Most sound cards can also accept analog data through the card's microphone and line inputs and convert it to digital formats, making things like home digital sound recording and VOIP communication possible. Many also have MIDI (Musical Instrument Digital Interface) ports for keyboards, synthesizers, and other digital musical instruments.
The first PC's had no sound card. They did have little tiny speakers through which users could hear the occasional beeps and alarms that the computers generated, but that was the extent of their sound systems.
Nowadays, computer sound cards, including those integrated on motherboards, tend to be quite good. For most people, a decent set of computer speakers will make a bigger difference than an add-on sound card in terms of the quality of sound their computers can produce.
There also are specialized sound cards for musicians that are designed to be used with professional studio recording software. But it's been years since I've built a computer for that purpose; so all I'll say is that if you're in that line of work, then you already know more than I do about all the latest goodies for people who make music for a living.
Choosing a Sound Card
When selecting a sound card for your homebuilt computer, the first question to ask yourself is whether you should bother with one at all. Even inexpensive motherboards usually have integrated (built-in) sound cards that are very decent and are good enough for the majority of users. You may want to just go with the integrated card, at least until you have a chance to hear it and decide if it's good enough for your needs. You can always add a sound card later.
If you're really into music, however, or if you're a gamer and you want to experience the full experience of your games, then you should think about the following factors:
How important is computer sound to you? If you want to listen to (or create) music on your PC, then obviously you should lean toward a higher-end sound card or dedicated audio studio system. If music is your passion, then consider some of the very best cards.
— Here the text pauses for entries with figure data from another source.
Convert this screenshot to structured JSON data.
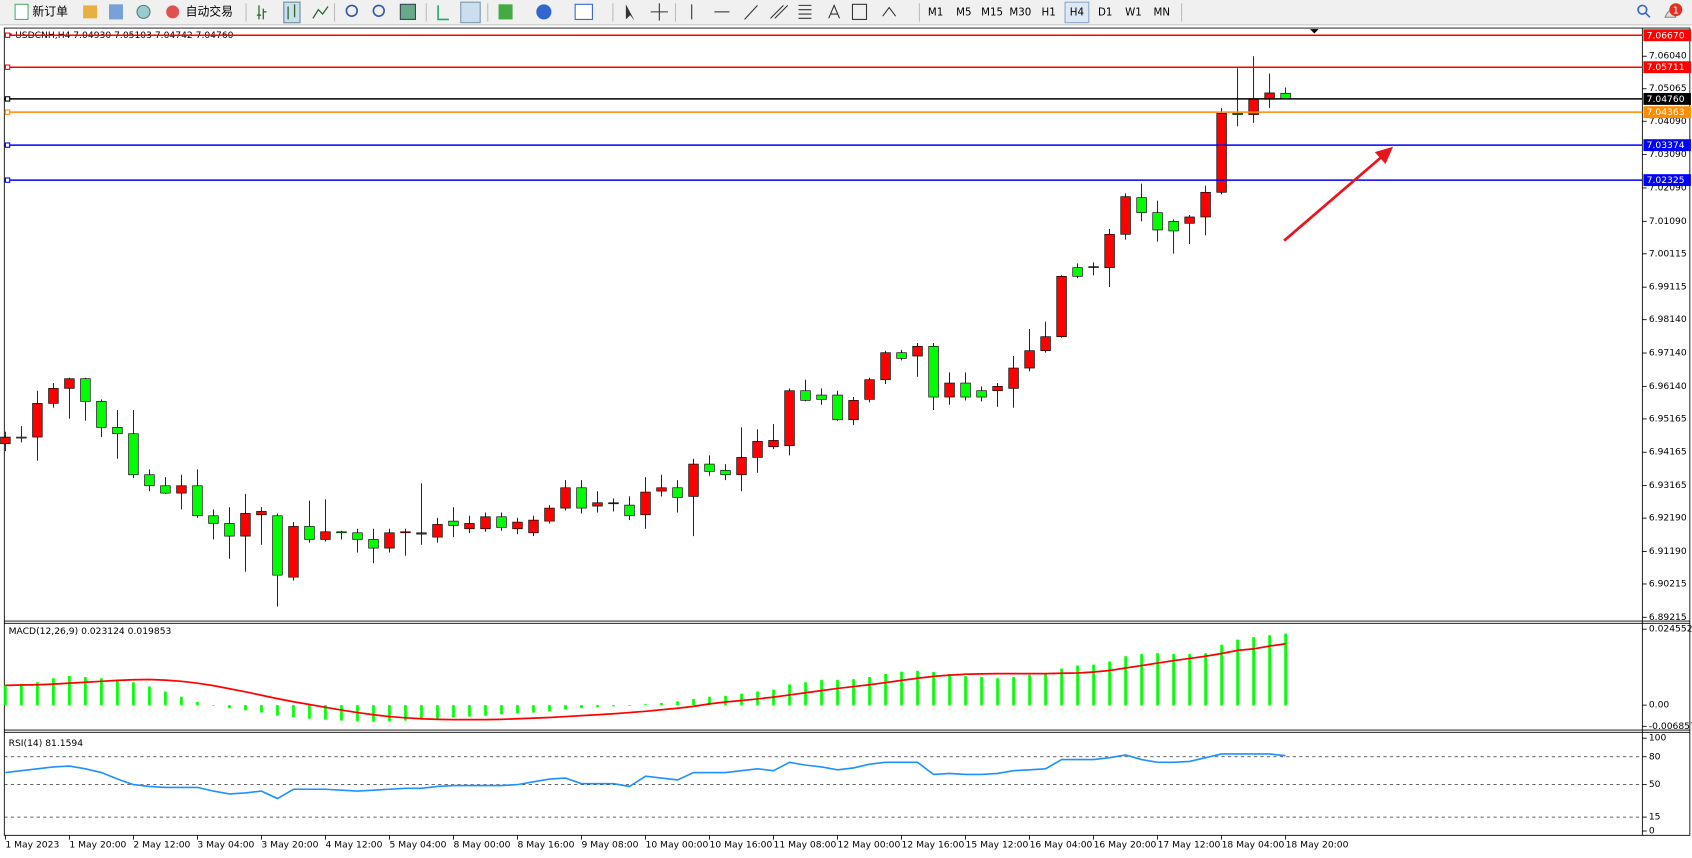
{
  "toolbar": {
    "new_order": "新订单",
    "auto_trading": "自动交易",
    "timeframes": [
      "M1",
      "M5",
      "M15",
      "M30",
      "H1",
      "H4",
      "D1",
      "W1",
      "MN"
    ],
    "active_timeframe": "H4",
    "notification_count": 1
  },
  "chart_data": [
    {
      "type": "candlestick",
      "title": "USDCNH,H4  7.04930 7.05103 7.04742 7.04760",
      "categories": [
        "1 May 2023",
        null,
        null,
        null,
        "1 May 20:00",
        null,
        null,
        null,
        "2 May 12:00",
        null,
        null,
        null,
        "3 May 04:00",
        null,
        null,
        null,
        "3 May 20:00",
        null,
        null,
        null,
        "4 May 12:00",
        null,
        null,
        null,
        "5 May 04:00",
        null,
        null,
        null,
        "8 May 00:00",
        null,
        null,
        null,
        "8 May 16:00",
        null,
        null,
        null,
        "9 May 08:00",
        null,
        null,
        null,
        "10 May 00:00",
        null,
        null,
        null,
        "10 May 16:00",
        null,
        null,
        null,
        "11 May 08:00",
        null,
        null,
        null,
        "12 May 00:00",
        null,
        null,
        null,
        "12 May 16:00",
        null,
        null,
        null,
        "15 May 12:00",
        null,
        null,
        null,
        "16 May 04:00",
        null,
        null,
        null,
        "16 May 20:00",
        null,
        null,
        null,
        "17 May 12:00",
        null,
        null,
        null,
        "18 May 04:00",
        null,
        null,
        null,
        "18 May 20:00"
      ],
      "open": [
        6.9442,
        6.9462,
        6.9462,
        6.9563,
        6.9608,
        6.9637,
        6.9569,
        6.9491,
        6.9472,
        6.9349,
        6.9316,
        6.9294,
        6.9316,
        6.9226,
        6.9203,
        6.9165,
        6.9229,
        6.9226,
        6.9042,
        6.9194,
        6.9155,
        6.9178,
        6.9175,
        6.9155,
        6.9129,
        6.9175,
        6.9171,
        6.9162,
        6.921,
        6.9187,
        6.9187,
        6.9223,
        6.9187,
        6.9175,
        6.921,
        6.9249,
        6.931,
        6.9255,
        6.9262,
        6.9258,
        6.9229,
        6.93,
        6.931,
        6.9284,
        6.9381,
        6.9362,
        6.9349,
        6.9401,
        6.9433,
        6.9436,
        6.9601,
        6.9588,
        6.9588,
        6.9514,
        6.9575,
        6.9634,
        6.9715,
        6.9705,
        6.9734,
        6.9582,
        6.9624,
        6.9601,
        6.9601,
        6.9608,
        6.9669,
        6.9721,
        6.9763,
        6.997,
        6.9973,
        6.997,
        7.007,
        7.018,
        7.0135,
        7.0109,
        7.0103,
        7.0122,
        7.0196,
        7.0433,
        7.0429,
        7.0475,
        7.0493
      ],
      "high": [
        6.9478,
        6.9495,
        6.9601,
        6.9624,
        6.964,
        6.964,
        6.9575,
        6.9543,
        6.9543,
        6.9365,
        6.9342,
        6.9349,
        6.9365,
        6.9245,
        6.9252,
        6.9291,
        6.9252,
        6.9233,
        6.9207,
        6.9271,
        6.9275,
        6.9181,
        6.9187,
        6.9187,
        6.9187,
        6.9187,
        6.9323,
        6.922,
        6.9252,
        6.9226,
        6.9236,
        6.9236,
        6.922,
        6.9226,
        6.9258,
        6.9333,
        6.9333,
        6.93,
        6.9278,
        6.9284,
        6.9342,
        6.9349,
        6.9333,
        6.9397,
        6.9407,
        6.9381,
        6.9491,
        6.9485,
        6.9501,
        6.9608,
        6.9634,
        6.9608,
        6.9601,
        6.9582,
        6.964,
        6.9721,
        6.9724,
        6.9744,
        6.9744,
        6.9656,
        6.9656,
        6.9614,
        6.9624,
        6.9705,
        6.9786,
        6.9808,
        6.9947,
        6.9983,
        6.9986,
        7.0086,
        7.0193,
        7.0222,
        7.0171,
        7.0115,
        7.0128,
        7.0216,
        7.0449,
        7.0568,
        7.0604,
        7.0552,
        7.05103
      ],
      "low": [
        6.942,
        6.9446,
        6.9391,
        6.955,
        6.9517,
        6.9511,
        6.9462,
        6.9397,
        6.9339,
        6.93,
        6.9291,
        6.9245,
        6.922,
        6.9155,
        6.9097,
        6.9058,
        6.9139,
        6.8954,
        6.9032,
        6.9145,
        6.9149,
        6.9155,
        6.9116,
        6.9084,
        6.9116,
        6.9106,
        6.9139,
        6.9145,
        6.9162,
        6.9174,
        6.9178,
        6.9181,
        6.9171,
        6.9165,
        6.9203,
        6.9242,
        6.9233,
        6.9236,
        6.9239,
        6.9213,
        6.9187,
        6.9284,
        6.9236,
        6.9165,
        6.9346,
        6.9333,
        6.93,
        6.9355,
        6.9426,
        6.9407,
        6.9569,
        6.9559,
        6.9511,
        6.9498,
        6.9566,
        6.9621,
        6.9692,
        6.9643,
        6.9543,
        6.9559,
        6.9572,
        6.9569,
        6.9553,
        6.955,
        6.9659,
        6.9715,
        6.976,
        6.9938,
        6.9947,
        6.9912,
        7.0054,
        7.0109,
        7.0048,
        7.0012,
        7.0041,
        7.0067,
        7.019,
        7.0394,
        7.0404,
        7.0449,
        7.04742
      ],
      "close": [
        6.9462,
        6.9459,
        6.9563,
        6.9608,
        6.9637,
        6.9569,
        6.9491,
        6.9472,
        6.9349,
        6.9316,
        6.9294,
        6.9316,
        6.9226,
        6.9203,
        6.9165,
        6.9233,
        6.9239,
        6.9048,
        6.9194,
        6.9155,
        6.9178,
        6.9175,
        6.9155,
        6.9129,
        6.9175,
        6.9178,
        6.9175,
        6.92,
        6.9197,
        6.9203,
        6.9223,
        6.9191,
        6.9207,
        6.9213,
        6.9249,
        6.931,
        6.9249,
        6.9265,
        6.9265,
        6.9226,
        6.9297,
        6.931,
        6.9281,
        6.9381,
        6.9359,
        6.9349,
        6.9401,
        6.9449,
        6.9452,
        6.9601,
        6.9572,
        6.9575,
        6.9514,
        6.9572,
        6.9634,
        6.9715,
        6.9698,
        6.9734,
        6.9582,
        6.9624,
        6.9582,
        6.9582,
        6.9614,
        6.9669,
        6.9721,
        6.9763,
        6.9944,
        6.9944,
        6.9973,
        7.007,
        7.0183,
        7.0135,
        7.0083,
        7.008,
        7.0122,
        7.0196,
        7.0433,
        7.0429,
        7.0475,
        7.0494,
        7.0476
      ],
      "up_color": "#ff0000",
      "down_color": "#00ff00",
      "ylim": [
        6.8915,
        7.0682
      ],
      "yticks": [
        {
          "value": 7.0604,
          "label": "7.06040"
        },
        7.05065,
        {
          "value": 7.0409,
          "label": "7.04090"
        },
        {
          "value": 7.0309,
          "label": "7.03090"
        },
        {
          "value": 7.0209,
          "label": "7.02090"
        },
        {
          "value": 7.0109,
          "label": "7.01090"
        },
        7.00115,
        6.99115,
        {
          "value": 6.9814,
          "label": "6.98140"
        },
        {
          "value": 6.9714,
          "label": "6.97140"
        },
        {
          "value": 6.9614,
          "label": "6.96140"
        },
        6.95165,
        6.94165,
        6.93165,
        {
          "value": 6.9219,
          "label": "6.92190"
        },
        {
          "value": 6.9119,
          "label": "6.91190"
        },
        6.90215,
        6.89215
      ],
      "hlines": [
        {
          "value": 7.0667,
          "label": "7.06670",
          "color": "#ff0000"
        },
        {
          "value": 7.05711,
          "label": "7.05711",
          "color": "#ff0000"
        },
        {
          "value": 7.04363,
          "label": "7.04363",
          "color": "#ff8c00"
        },
        {
          "value": 7.03374,
          "label": "7.03374",
          "color": "#0000ff"
        },
        {
          "value": 7.02325,
          "label": "7.02325",
          "color": "#0000ff"
        }
      ],
      "current_price": {
        "value": 7.0476,
        "label": "7.04760",
        "color": "#000000"
      }
    },
    {
      "type": "macd",
      "title": "MACD(12,26,9) 0.023124 0.019853",
      "histogram": {
        "color": "#00ff00",
        "values": [
          0.0064,
          0.0069,
          0.0074,
          0.0087,
          0.0094,
          0.0091,
          0.0087,
          0.0081,
          0.0074,
          0.006,
          0.0044,
          0.0027,
          0.001,
          -0.0002,
          -0.001,
          -0.0017,
          -0.0024,
          -0.0034,
          -0.004,
          -0.0044,
          -0.0047,
          -0.005,
          -0.0052,
          -0.0054,
          -0.0052,
          -0.005,
          -0.0047,
          -0.0044,
          -0.004,
          -0.0037,
          -0.0034,
          -0.003,
          -0.0027,
          -0.0024,
          -0.002,
          -0.0014,
          -0.001,
          -0.0007,
          -0.0004,
          -0.0002,
          0.0003,
          0.0007,
          0.0012,
          0.002,
          0.0027,
          0.003,
          0.0037,
          0.0044,
          0.005,
          0.0067,
          0.0074,
          0.0081,
          0.0081,
          0.0084,
          0.0091,
          0.0101,
          0.0108,
          0.0111,
          0.0107,
          0.0101,
          0.0094,
          0.0091,
          0.0087,
          0.0091,
          0.0098,
          0.0104,
          0.0118,
          0.0128,
          0.0131,
          0.0141,
          0.0158,
          0.0165,
          0.0168,
          0.0165,
          0.0165,
          0.0168,
          0.0195,
          0.0212,
          0.022,
          0.0226,
          0.023124
        ]
      },
      "signal": {
        "color": "#ff0000",
        "values": [
          0.0064,
          0.0065,
          0.0066,
          0.0068,
          0.0071,
          0.0074,
          0.0077,
          0.008,
          0.0082,
          0.0083,
          0.0081,
          0.0077,
          0.0071,
          0.0063,
          0.0053,
          0.0043,
          0.0032,
          0.0021,
          0.0011,
          0.0002,
          -0.0007,
          -0.0016,
          -0.0024,
          -0.0031,
          -0.0037,
          -0.0041,
          -0.0044,
          -0.0046,
          -0.0047,
          -0.0047,
          -0.0047,
          -0.0046,
          -0.0044,
          -0.0042,
          -0.004,
          -0.0037,
          -0.0034,
          -0.0031,
          -0.0028,
          -0.0024,
          -0.002,
          -0.0015,
          -0.001,
          -0.0004,
          0.0004,
          0.001,
          0.0015,
          0.002,
          0.0026,
          0.0033,
          0.004,
          0.0047,
          0.0054,
          0.006,
          0.0066,
          0.0073,
          0.008,
          0.0087,
          0.0093,
          0.0097,
          0.01,
          0.0101,
          0.0102,
          0.0102,
          0.0102,
          0.0102,
          0.0103,
          0.0104,
          0.0107,
          0.0112,
          0.012,
          0.0128,
          0.0136,
          0.0144,
          0.0151,
          0.0158,
          0.0167,
          0.0177,
          0.0182,
          0.0191,
          0.019853
        ]
      },
      "ylim": [
        -0.006857,
        0.024552
      ],
      "yticks": [
        0.024552,
        {
          "value": 0,
          "label": "0.00"
        },
        -0.006857
      ]
    },
    {
      "type": "line",
      "title": "RSI(14) 81.1594",
      "color": "#1e90ff",
      "values": [
        63,
        65,
        67,
        69,
        70,
        67,
        63,
        56,
        50,
        48,
        47,
        47,
        47,
        43,
        40,
        41,
        43,
        35,
        45,
        45,
        45,
        44,
        43,
        44,
        45,
        46,
        46,
        48,
        49,
        49,
        49,
        49,
        50,
        53,
        56,
        57,
        51,
        51,
        51,
        48,
        59,
        57,
        55,
        63,
        63,
        63,
        65,
        67,
        65,
        74,
        71,
        69,
        66,
        68,
        72,
        74,
        74,
        74,
        61,
        62,
        61,
        61,
        62,
        65,
        66,
        67,
        77,
        77,
        77,
        79,
        82,
        77,
        74,
        74,
        75,
        79,
        83,
        83,
        83,
        83,
        81.1594
      ],
      "ylim": [
        0,
        100
      ],
      "yticks": [
        100,
        80,
        50,
        15,
        0
      ],
      "levels": [
        80,
        50,
        15
      ]
    }
  ]
}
Are you going to be using your computer as the hub of a home theater system? If so, you may want something like a surround sound card like the Creative Audigy 7.1 card at the top of this page. This is also true if you're a serious gamer.
What operating system are you planning to use? Almost any sound card will work with Windows, but if you are using Linux or some other operating system, be sure to make sure that card will work before you plunk down good money for it.
What kind of speakers do you plan to use, and how many? All sound cards have universal connections for two speakers, but only some have connections for surround sound and other high-end sound schemes.
If you are a professional musician, producer, or mixer, then you will want to purchase a sound system that is compatible with your instruments or mixing /recording equipment and software. Again, I'm not current on professional audio equipment, so I can't give any specific advice. Sorry.
How much do you want to spend? Sound cards vary in price from a few bucks to hundreds of dollars (or even thousands of dollars for high-end professional equipment).
As I mentioned previously, almost all motherboards come with integrated (built-in) sound. Depending on the quality and price range of the motherboard itself, on-board audio processors can range from good to excellent.
As with integrated peripherals, however, even if the motherboard you're thinking about has good sound, I suggest you make sure that it also has expansion slots. This is because in the event that the on-board audio fails, or in case you later decide to disable the on-board audio and upgrade to an higher-quality sound card, you'll need a slot to accommodate it.
Finally, as I stated before, bear in mind that most on-board audio cards are designed with Windows in mind. If you plan on installing a different operating system either as a sole OS or as part of a dual-boot or multi-boot system, make sure that the on-board sound will work with that OS before you spend any money on the board.